My father was in Sicily before the invasion, as he was at Montecassino before the assaults began. He was in Yugoslavia working with the Tito partisans and in Greece. He ended the war on the Po near Comacchio near Ferrara in Italy.

The specialty of the little group he was in was infiltrating and booby trapping German facilities including toilet blocks. He survived virtually unhurt except for he bit part of his tongue off in a battle, he finished the war with a handful of others of the 30 that had initially been deployed together.

He absolutely hated the war, and it wasn't until months before his death at 82 that he wrote and spoke about it. His family in Cheltenham was bombed out 3 times.

Not good.

I'm proud of him.

Posted by
13934 posts

Oh Nigel...what a story! I'm proud of him too.
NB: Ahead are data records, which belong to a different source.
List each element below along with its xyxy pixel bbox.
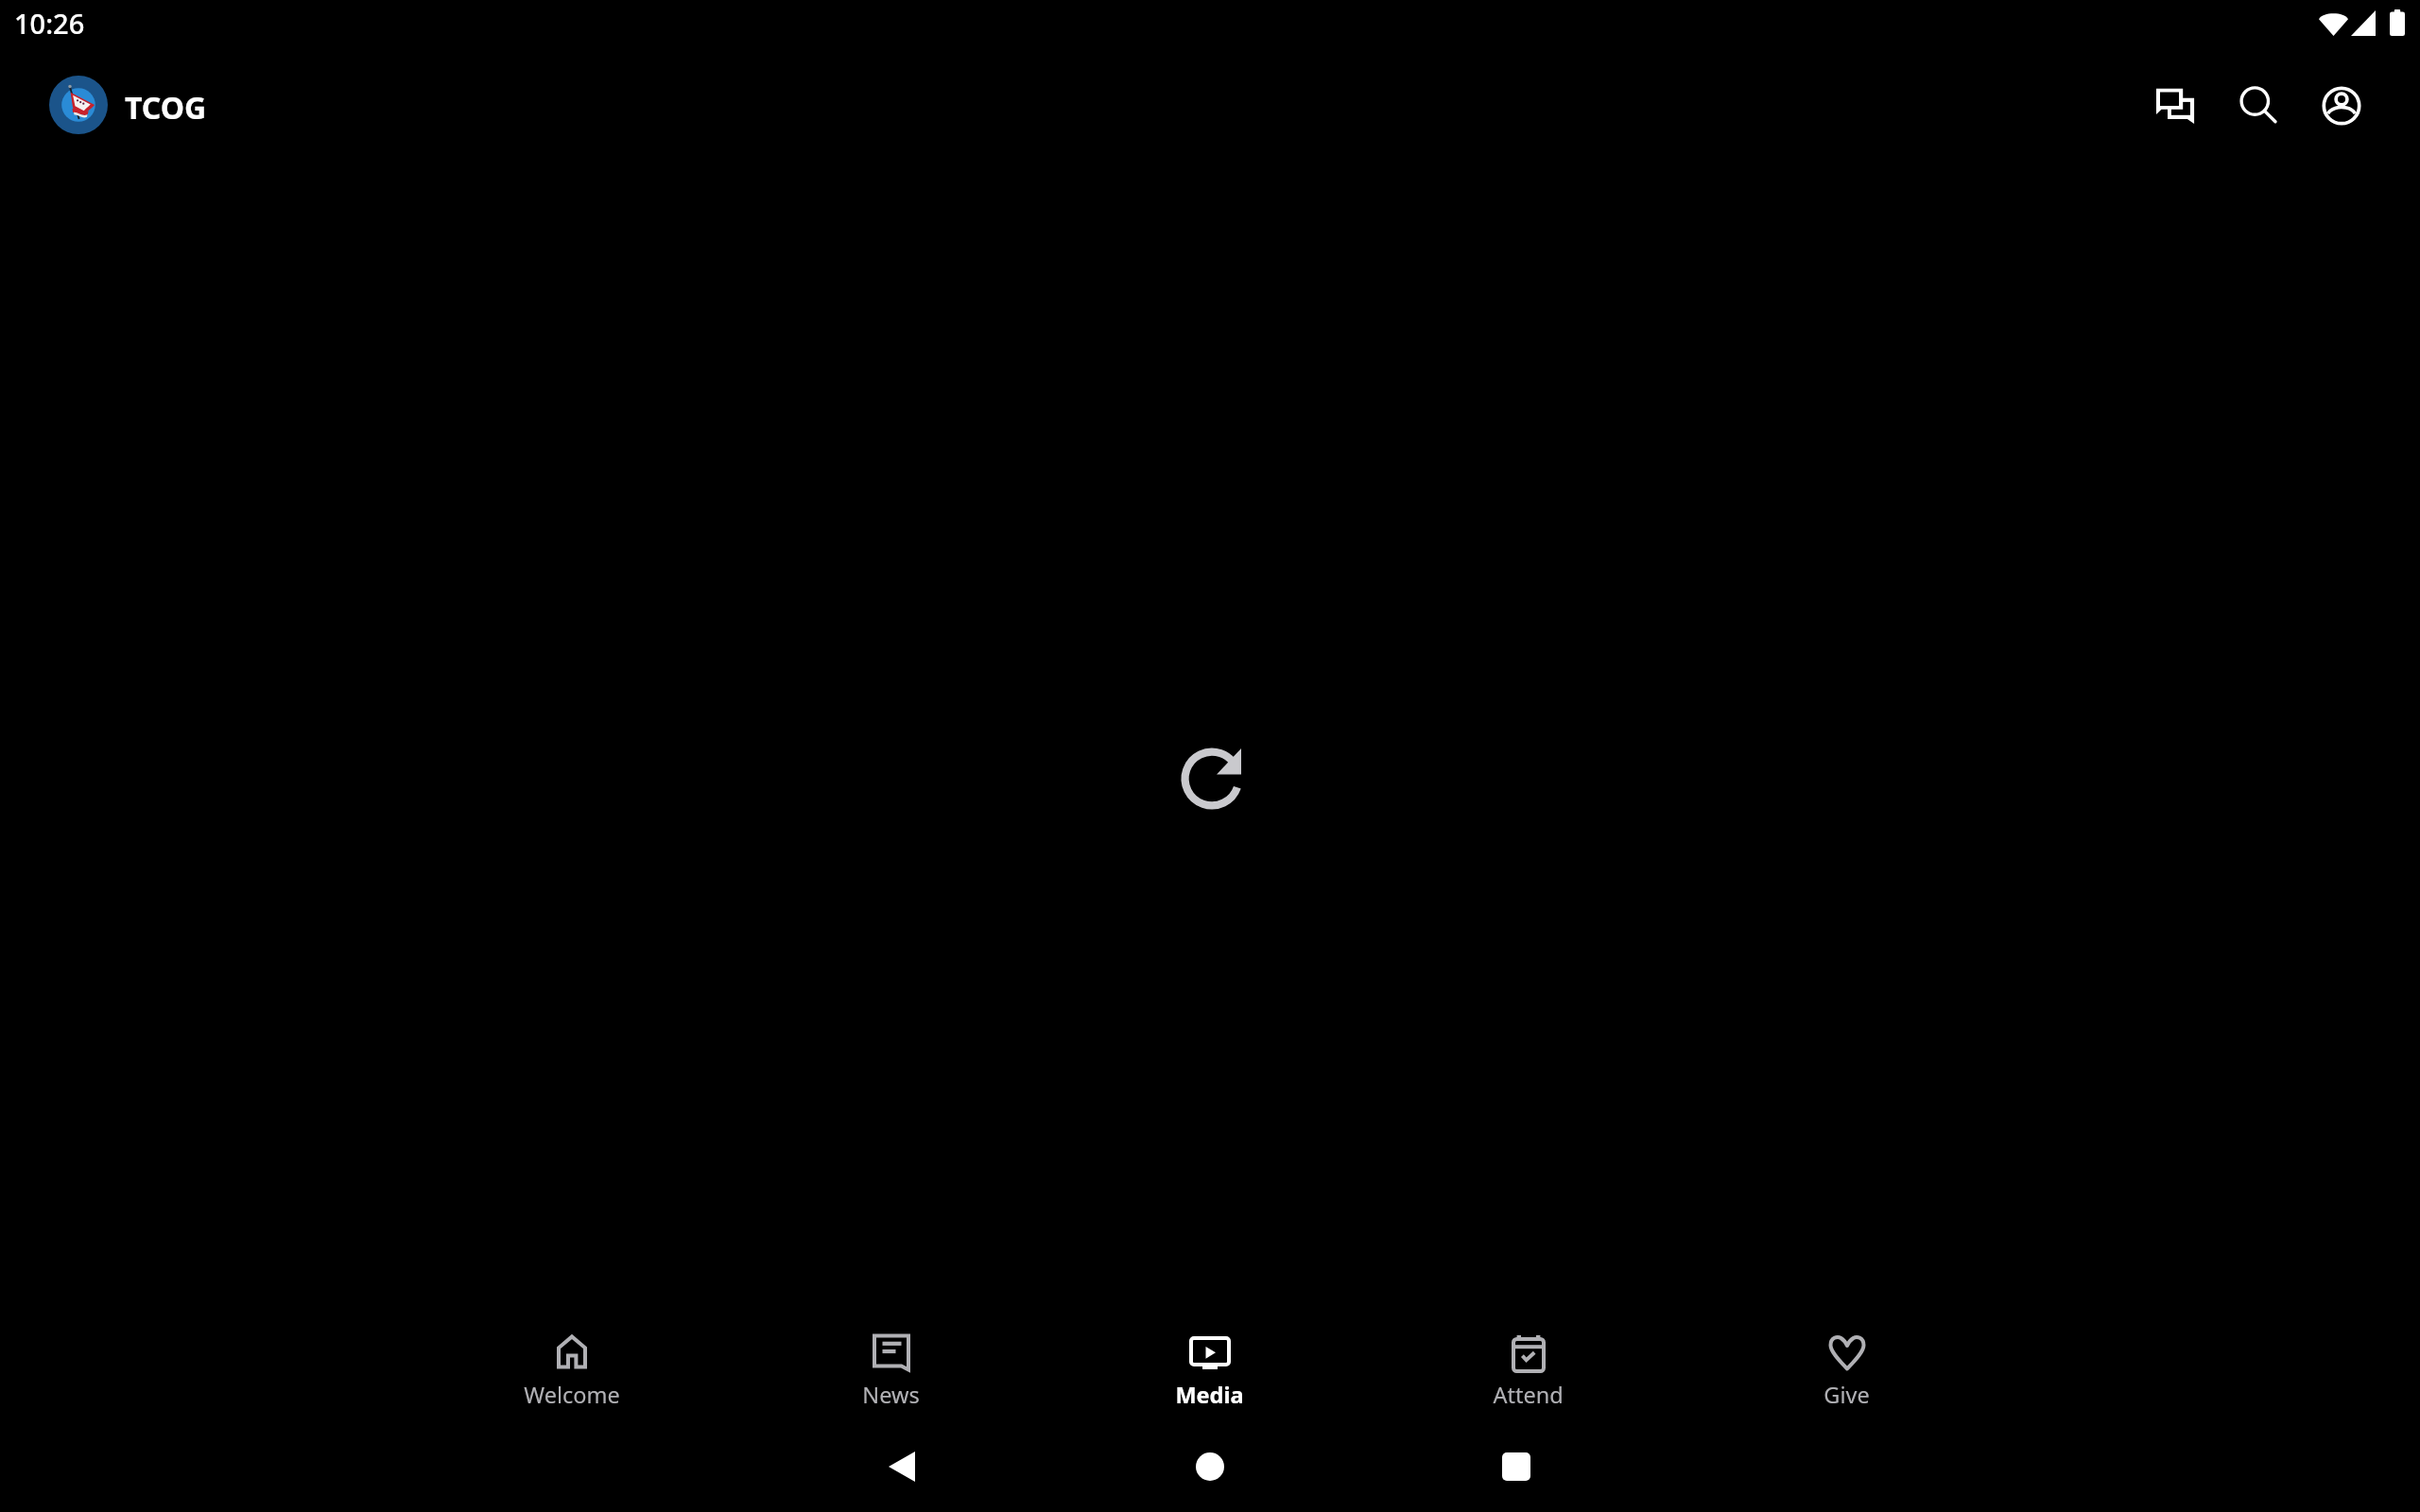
button[interactable]: TCOG bbox=[49, 76, 207, 134]
staticText: Give bbox=[1824, 1380, 1870, 1410]
button[interactable]: News bbox=[732, 1314, 1050, 1416]
button[interactable]: Welcome bbox=[412, 1314, 732, 1416]
staticText: Attend bbox=[1493, 1380, 1564, 1410]
button[interactable]: Give bbox=[1687, 1314, 2006, 1416]
button[interactable]: Media bbox=[1050, 1314, 1369, 1416]
staticText: TCOG bbox=[125, 87, 207, 129]
staticText: Welcome bbox=[524, 1380, 620, 1410]
button[interactable]: Attend bbox=[1369, 1314, 1687, 1416]
staticText: News bbox=[862, 1380, 920, 1410]
button[interactable]: Account bbox=[2300, 64, 2383, 147]
staticText: Media bbox=[1175, 1380, 1244, 1410]
button[interactable]: Recent apps bbox=[1441, 1421, 1592, 1512]
button[interactable]: Back bbox=[826, 1421, 977, 1512]
staticText: 10:26 bbox=[14, 5, 85, 42]
button[interactable]: Reload bbox=[1162, 729, 1262, 829]
button[interactable]: Home bbox=[1134, 1421, 1286, 1512]
button[interactable]: Chat bbox=[2134, 64, 2217, 147]
button[interactable]: Search bbox=[2217, 64, 2300, 147]
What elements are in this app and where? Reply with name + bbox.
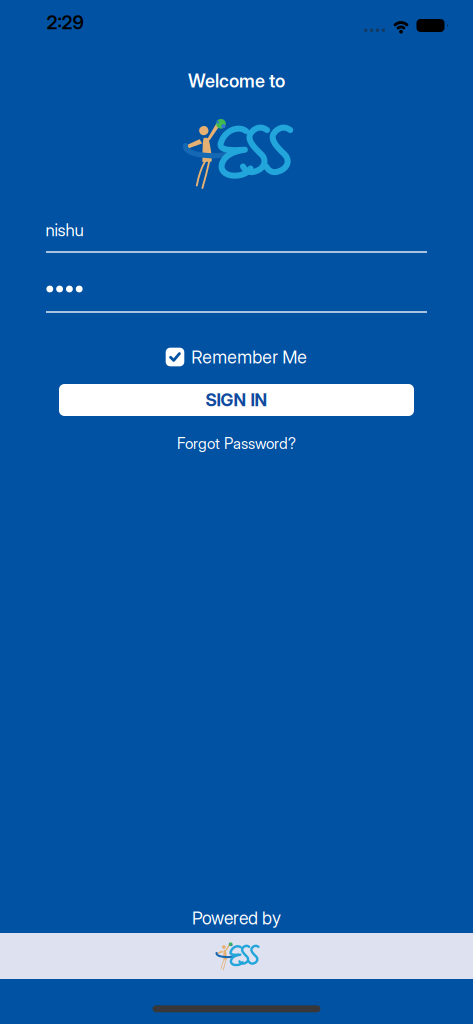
staticText: Forgot Password? (177, 434, 296, 453)
staticText: Remember Me (191, 346, 307, 368)
staticText: nishu (46, 220, 84, 240)
button[interactable]: SIGN IN (59, 384, 414, 416)
staticText: Welcome to (188, 70, 285, 92)
staticText: SIGN IN (206, 390, 268, 410)
staticText: Powered by (192, 907, 281, 929)
button[interactable]: Forgot Password? (177, 434, 296, 453)
staticText: 2:29 (46, 11, 84, 34)
button[interactable]: Remember Me (166, 346, 307, 368)
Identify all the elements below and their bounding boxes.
I think many of those that fought in WWII just did not talk. It was only when my brother and I were taking turns taking our elderly Dad to his WWII pilot reunions that he finally started talking about his experiences (and his buddies talked to US about HIM, lol!!). Listening to him with his squadron-mates was an experience. Hard to imagine those frail old gentlemen as hot-shot P47 pilots! There are only a few still living from his group, one of whom just turned 100.

Posted by
2712 posts

Really interesting story about your father, Nigel. No wonder you are proud of him. We owe him and all those who fought in WWII so much.

Posted by
5678 posts

Wow, thank you Nigel. That is the real story. When I stopped at the memorial many years I was struck by the countryside. I had been to Scotland when I read all those WWII historical novels, but it wasn't until the 90s that I travel with a car. Standing there and looking around at Ben Nevis and the surrounding countryside, I felt so grateful for their efforts. When I read the historical novels I was scarfing up every book I could find on Scotland. The monument made the connection from fiction to reality for me.

Pam

Posted by
255 posts

Scotland and it’s people were not only heroes in WW2 but WW1 as well. In 1918, two American war ships sank off the coast of Islay in the Inner Hebrides, The Tuscania was torpedoed by a German submarine. The Otranto collided with another ship and sank during a storm.
The Museuem of Islay Life shares the story of how this small island community rescued hundreds of American sailors from the wreckages. Many did not survive. Their recovered bodies, many unrecognizable after being battered by the sea and rocks, fills 83 pages of a handwritten notebook of the constable of Bowmore to help identify the bodies. You can see at the museum. It’s a poignant and heroic story how a tiny community of civilians risked their lives to not only rescue but feed, nurse and shelter our soldiers until help could arrive.

Here is some more information: https://www.islayinfo.com/lord_robertson_islay_troopships.html

Posted by
5678 posts

Good point about WWI. My own grandfather who while he served in the Canadian Expeditionary force was from Orkney and South Ronaldsay. He met my grandmother during the war in England. They go married after the war and headed to Hoy where they stayed for many months before emigrating back to the US and Boston. A funny tidbit...the Selective Service of the US had been looking for him as he hadn't registered for the draft! He managed to explain that he'd been fighting for the CEF since the beginning of the war. Of course, Orkney had its own WWI events. See this site.

Posted by
1643 posts

Glasgow, Edinburgh, Dundee, and Aberdeen were of course targets for the blitz. I have heard stories of friends and family from the NE about mines and other war materiel floating into the harbours of the likes of Stonehaven.

Although not covered that much, in Christian Wolmar's book 'Fire and Steam' a history of the railways in the UK he mentions the issues the railways covered, such as the Quintshill Railway disaster in 1915, but also the fleet in Orkney being supplied via the Highland Railway which was the least prepared railway at the time in WWI.